DLXXII. A Sichem, l’ultima parabola sui consigli dati e ricevuti.

   2 marzo 1947.

   572.1La maggior piazza di Sichem è gremita inverosimilmente. Credo che tutta la città sia lì e siano convenuti lì anche gli abitanti delle campagne e dei paesi vicini. Quelli di Sichem, nel pomeriggio del primo giorno, si devono essere sparsi a dar l’avviso in ogni luogo e tutti sono accorsi: sani e malati, peccatori e innocenti. Empita la piazza, gremite le terrazze sui tetti, la gente si è appollaiata persino sulle piante che ombreggiano la piazza.
   In prima fila, verso il luogo tenuto sgombro per Gesù, contro una casa che è sopraelevata su quattro scalini, sono i tre bambinelli che Gesù ha levato ai ladroni e i loro parenti. Come sono ansiosi di vedere il loro Salvatore i tre piccoli! Ogni grido li fa volgere cercando Lui. E quando si apre la porta della casa e appare nel vano di essa Gesù, i tre fanciullini volano avanti con un grido: «Gesù! Gesù! Gesù!», e salgono gli alti scalini senza neppur aspettare che Egli scenda ad abbracciarli. E Gesù si china e li abbraccia alzandoli poi — un vivo mazzo di fiori innocenti — e li bacia sui visucci e ne è baciato.
   La gente ha un mormorio commosso e qualche voce dice: «Non c’è che Lui che sappia baciare i nostri innocenti». E altre voci: «Vedete come li ama? Li ha salvati dai ladroni, ha dato loro una casa dopo averli sfamati e vestiti, ed ora li bacia come fossero i figli delle sue viscere».

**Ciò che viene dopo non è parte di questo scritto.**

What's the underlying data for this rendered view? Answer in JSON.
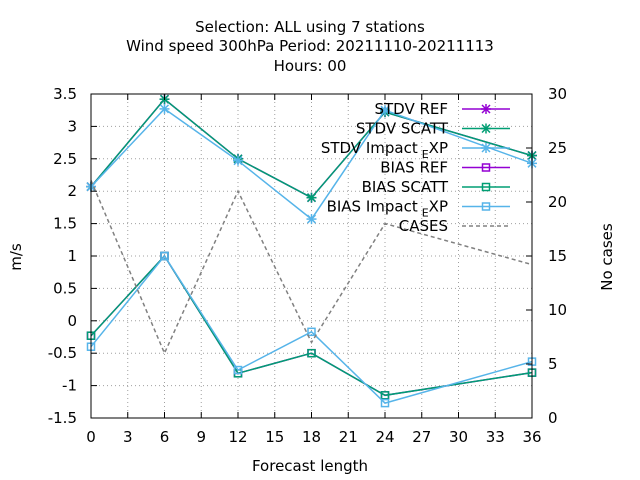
{
  "chart_data": {
    "type": "line",
    "title_lines": [
      "Selection: ALL using     7 stations",
      "Wind speed 300hPa   Period: 20211110-20211113",
      "Hours:  00"
    ],
    "xlabel": "Forecast length",
    "ylabel": "m/s",
    "y2label": "No cases",
    "xlim": [
      0,
      36
    ],
    "ylim": [
      -1.5,
      3.5
    ],
    "y2lim": [
      0,
      30
    ],
    "xticks": [
      "0",
      "3",
      "6",
      "9",
      "12",
      "15",
      "18",
      "21",
      "24",
      "27",
      "30",
      "33",
      "36"
    ],
    "yticks": [
      "-1.5",
      "-1",
      "-0.5",
      "0",
      "0.5",
      "1",
      "1.5",
      "2",
      "2.5",
      "3",
      "3.5"
    ],
    "y2ticks": [
      "0",
      "5",
      "10",
      "15",
      "20",
      "25",
      "30"
    ],
    "grid": true,
    "legend_position": "top-right",
    "x": [
      0,
      6,
      12,
      18,
      24,
      36
    ],
    "series": [
      {
        "name": "STDV REF",
        "axis": "y",
        "marker": "star",
        "color": "#9400d3",
        "dash": false,
        "values": [
          2.07,
          3.42,
          2.5,
          1.9,
          3.22,
          2.55
        ]
      },
      {
        "name": "STDV SCATT",
        "axis": "y",
        "marker": "star",
        "color": "#009e73",
        "dash": false,
        "values": [
          2.07,
          3.42,
          2.5,
          1.9,
          3.22,
          2.55
        ]
      },
      {
        "name": "STDV Impact_EXP",
        "axis": "y",
        "marker": "star",
        "color": "#56b4e9",
        "dash": false,
        "values": [
          2.07,
          3.27,
          2.47,
          1.57,
          3.25,
          2.43
        ]
      },
      {
        "name": "BIAS REF",
        "axis": "y",
        "marker": "square",
        "color": "#9400d3",
        "dash": false,
        "values": [
          -0.23,
          1.0,
          -0.81,
          -0.5,
          -1.15,
          -0.8
        ]
      },
      {
        "name": "BIAS SCATT",
        "axis": "y",
        "marker": "square",
        "color": "#009e73",
        "dash": false,
        "values": [
          -0.23,
          1.0,
          -0.81,
          -0.5,
          -1.15,
          -0.8
        ]
      },
      {
        "name": "BIAS Impact_EXP",
        "axis": "y",
        "marker": "square",
        "color": "#56b4e9",
        "dash": false,
        "values": [
          -0.4,
          1.0,
          -0.76,
          -0.17,
          -1.27,
          -0.63
        ]
      },
      {
        "name": "CASES",
        "axis": "y2",
        "marker": "none",
        "color": "#808080",
        "dash": true,
        "values": [
          22,
          6,
          21,
          7,
          18,
          14.2
        ]
      }
    ],
    "legend_entries": [
      {
        "text": "STDV REF"
      },
      {
        "text": "STDV SCATT"
      },
      {
        "text": "STDV Impact",
        "sub": "E",
        "tail": "XP"
      },
      {
        "text": "BIAS REF"
      },
      {
        "text": "BIAS SCATT"
      },
      {
        "text": "BIAS Impact",
        "sub": "E",
        "tail": "XP"
      },
      {
        "text": "CASES"
      }
    ]
  }
}
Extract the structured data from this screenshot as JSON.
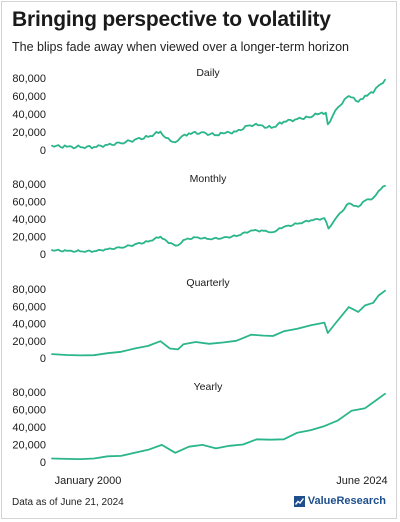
{
  "title": "Bringing perspective to volatility",
  "subtitle": "The blips fade away when viewed over a longer-term horizon",
  "footnote": "Data as of June 21, 2024",
  "brand": {
    "name": "ValueResearch",
    "icon": "chart-logo-icon"
  },
  "colors": {
    "line": "#2bb58a",
    "text": "#1a1a1a",
    "brand": "#1e4f8c"
  },
  "chart_data": [
    {
      "type": "line",
      "title": "Daily",
      "xlabel": "",
      "ylabel": "",
      "x_tick_labels": [],
      "yticks": [
        "0",
        "20,000",
        "40,000",
        "60,000",
        "80,000"
      ],
      "ylim": [
        0,
        80000
      ],
      "x": [
        1999.9,
        2001.0,
        2002.0,
        2003.0,
        2004.0,
        2005.0,
        2006.0,
        2007.0,
        2007.9,
        2008.3,
        2008.8,
        2009.2,
        2009.5,
        2010.0,
        2010.9,
        2011.9,
        2012.5,
        2013.5,
        2014.5,
        2015.1,
        2016.1,
        2017.0,
        2018.0,
        2018.8,
        2019.5,
        2020.1,
        2020.25,
        2020.6,
        2021.0,
        2021.8,
        2022.5,
        2023.0,
        2023.6,
        2024.0,
        2024.47
      ],
      "series": [
        {
          "values": [
            4800,
            3500,
            3100,
            3300,
            5800,
            7500,
            11500,
            14500,
            20500,
            13500,
            9000,
            10500,
            15500,
            18500,
            19500,
            16500,
            18500,
            20500,
            27500,
            27500,
            24500,
            31500,
            34500,
            36500,
            39500,
            41500,
            28500,
            37500,
            47500,
            60000,
            53500,
            60500,
            63500,
            71500,
            78000
          ]
        }
      ]
    },
    {
      "type": "line",
      "title": "Monthly",
      "xlabel": "",
      "ylabel": "",
      "x_tick_labels": [],
      "yticks": [
        "0",
        "20,000",
        "40,000",
        "60,000",
        "80,000"
      ],
      "ylim": [
        0,
        80000
      ],
      "x": [
        1999.9,
        2001.0,
        2002.0,
        2003.0,
        2004.0,
        2005.0,
        2006.0,
        2007.0,
        2007.9,
        2008.5,
        2009.2,
        2009.6,
        2010.5,
        2011.5,
        2012.5,
        2013.5,
        2014.6,
        2015.5,
        2016.2,
        2017.0,
        2018.0,
        2019.0,
        2020.0,
        2020.3,
        2020.8,
        2021.8,
        2022.5,
        2023.0,
        2023.6,
        2024.0,
        2024.47
      ],
      "series": [
        {
          "values": [
            4500,
            3500,
            3000,
            3200,
            5600,
            7200,
            11000,
            14200,
            19800,
            12500,
            10000,
            16000,
            19000,
            17000,
            18500,
            20500,
            27000,
            26500,
            25000,
            31000,
            34500,
            38500,
            41000,
            29000,
            40000,
            58000,
            54000,
            61000,
            64000,
            72000,
            78000
          ]
        }
      ]
    },
    {
      "type": "line",
      "title": "Quarterly",
      "xlabel": "",
      "ylabel": "",
      "x_tick_labels": [],
      "yticks": [
        "0",
        "20,000",
        "40,000",
        "60,000",
        "80,000"
      ],
      "ylim": [
        0,
        80000
      ],
      "x": [
        1999.9,
        2001.0,
        2002.0,
        2003.0,
        2004.0,
        2005.0,
        2006.0,
        2007.0,
        2007.9,
        2008.6,
        2009.2,
        2009.6,
        2010.5,
        2011.5,
        2012.5,
        2013.5,
        2014.6,
        2015.5,
        2016.2,
        2017.0,
        2018.0,
        2019.0,
        2020.0,
        2020.25,
        2020.8,
        2021.8,
        2022.5,
        2023.0,
        2023.6,
        2024.0,
        2024.47
      ],
      "series": [
        {
          "values": [
            4500,
            3500,
            3000,
            3300,
            5600,
            7200,
            11000,
            14000,
            19500,
            11000,
            10000,
            16000,
            18500,
            16500,
            18000,
            20000,
            27000,
            26000,
            25500,
            31000,
            34000,
            38000,
            41000,
            29000,
            40000,
            59000,
            53500,
            61000,
            64000,
            72500,
            78000
          ]
        }
      ]
    },
    {
      "type": "line",
      "title": "Yearly",
      "xlabel": "",
      "ylabel": "",
      "x_tick_labels": [
        "January 2000",
        "June 2024"
      ],
      "yticks": [
        "0",
        "20,000",
        "40,000",
        "60,000",
        "80,000"
      ],
      "ylim": [
        0,
        80000
      ],
      "x": [
        1999.9,
        2001.0,
        2002.0,
        2003.0,
        2004.0,
        2005.0,
        2006.0,
        2007.0,
        2008.0,
        2009.0,
        2010.0,
        2011.0,
        2012.0,
        2013.0,
        2014.0,
        2015.0,
        2016.0,
        2017.0,
        2018.0,
        2019.0,
        2020.0,
        2021.0,
        2022.0,
        2023.0,
        2024.47
      ],
      "series": [
        {
          "values": [
            4000,
            3500,
            3300,
            4000,
            6500,
            7000,
            10500,
            14000,
            19500,
            10500,
            17500,
            19500,
            15500,
            18500,
            20000,
            26000,
            25500,
            26000,
            33500,
            36500,
            41000,
            47500,
            58500,
            61500,
            78000
          ]
        }
      ]
    }
  ]
}
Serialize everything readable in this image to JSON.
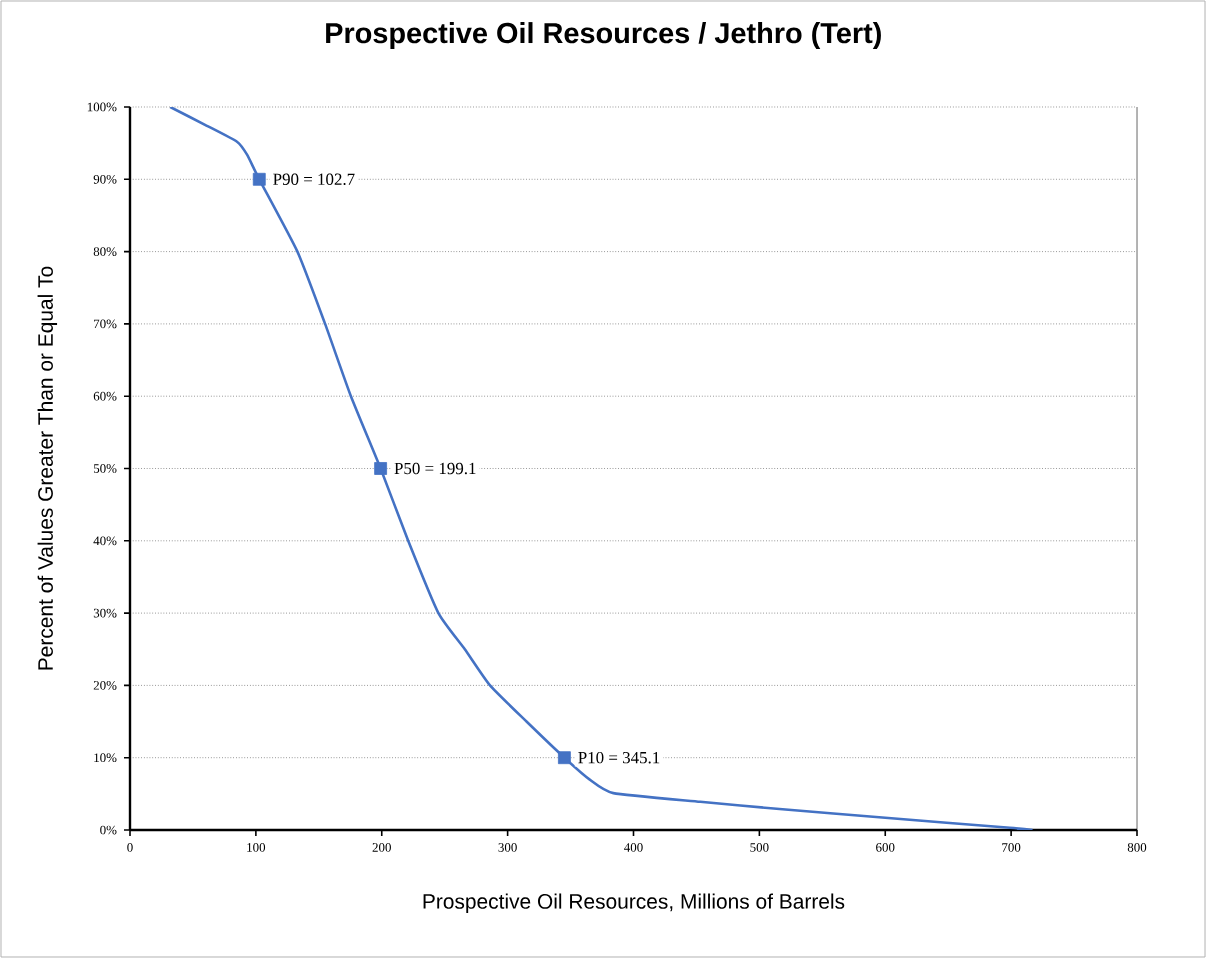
{
  "chart_data": {
    "type": "line",
    "title": "Prospective Oil Resources / Jethro (Tert)",
    "xlabel": "Prospective Oil Resources, Millions of Barrels",
    "ylabel": "Percent of Values Greater Than or Equal To",
    "xlim": [
      0,
      800
    ],
    "xticks": [
      0,
      100,
      200,
      300,
      400,
      500,
      600,
      700,
      800
    ],
    "ylim": [
      0,
      100
    ],
    "yticks": [
      {
        "value": 0,
        "label": "0%"
      },
      {
        "value": 10,
        "label": "10%"
      },
      {
        "value": 20,
        "label": "20%"
      },
      {
        "value": 30,
        "label": "30%"
      },
      {
        "value": 40,
        "label": "40%"
      },
      {
        "value": 50,
        "label": "50%"
      },
      {
        "value": 60,
        "label": "60%"
      },
      {
        "value": 70,
        "label": "70%"
      },
      {
        "value": 80,
        "label": "80%"
      },
      {
        "value": 90,
        "label": "90%"
      },
      {
        "value": 100,
        "label": "100%"
      }
    ],
    "grid": "y",
    "series": [
      {
        "marker": "none",
        "color": "#4472c4",
        "x": [
          32,
          60,
          85,
          93,
          102.7,
          133,
          155,
          175.5,
          199.1,
          221,
          245,
          266,
          286,
          315,
          345.1,
          365,
          384,
          453,
          516,
          600,
          699,
          717
        ],
        "values": [
          100,
          97.5,
          95.2,
          93.4,
          90,
          80,
          70,
          60,
          50,
          40,
          30,
          25,
          20,
          15,
          10,
          7,
          5.1,
          3.9,
          2.9,
          1.7,
          0.3,
          0
        ]
      },
      {
        "type": "scatter",
        "marker": "square",
        "color": "#4472c4",
        "x": [
          102.7,
          199.1,
          345.1
        ],
        "values": [
          90,
          50,
          10
        ]
      }
    ],
    "annotations": [
      {
        "text": "P90 = 102.7",
        "x": 102.7,
        "y": 90
      },
      {
        "text": "P50 = 199.1",
        "x": 199.1,
        "y": 50
      },
      {
        "text": "P10 = 345.1",
        "x": 345.1,
        "y": 10
      }
    ]
  }
}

   572.2Gesù, che ha posato i bimbi a terra, sul più alto scalino, vicino al suo corpo, risponde a tutti rispondendo a quest’ultime anonime parole:
   «In verità, più che figli delle mie viscere essi sono per Me. Perché Io sono a loro padre per l’anima e questa è mia, non per il tempo che passa, ma per l’eternità che resta. Così potessi dire di ogni uomo che da Me, Vita, traesse vita ad uscir dalla sua morte!
   Io vi ho invitato a questo quando venni per la prima volta fra voi, e voi pensaste che vi era molto tempo per decidersi a far questo. Una sola fu sollecita a seguir la chiamata e ad andare sulla via della Vita: la creatura più peccatrice fra voi. Forse, appunto perché si sentì morta, si vide morta, putrida nel suo peccato, ella ebbe fretta ad uscir dalla morte. Voi non vi sentite e vedete morti, e quella sua fretta non l’avete. Ma quale è quel malato che attende di esser morto per prendere i farmaci di vita? Il morto ha sol bisogno di sindone e aromi e di un sepolcro in cui giacere per tornare polvere dopo esser stato marciume. Ché se, per suoi sapienti fini, la putredine di Lazzaro, da voi guardato con occhi dilatati dal timore e dallo stupore, fu dall’Eterno ricomposta in salute, ciò non deve tentare alcuno a giungere alla morte dello spirito dicendo: “L’Altissimo mi renderà alla vita dell’anima”. Non tentate il Signore Dio vostro.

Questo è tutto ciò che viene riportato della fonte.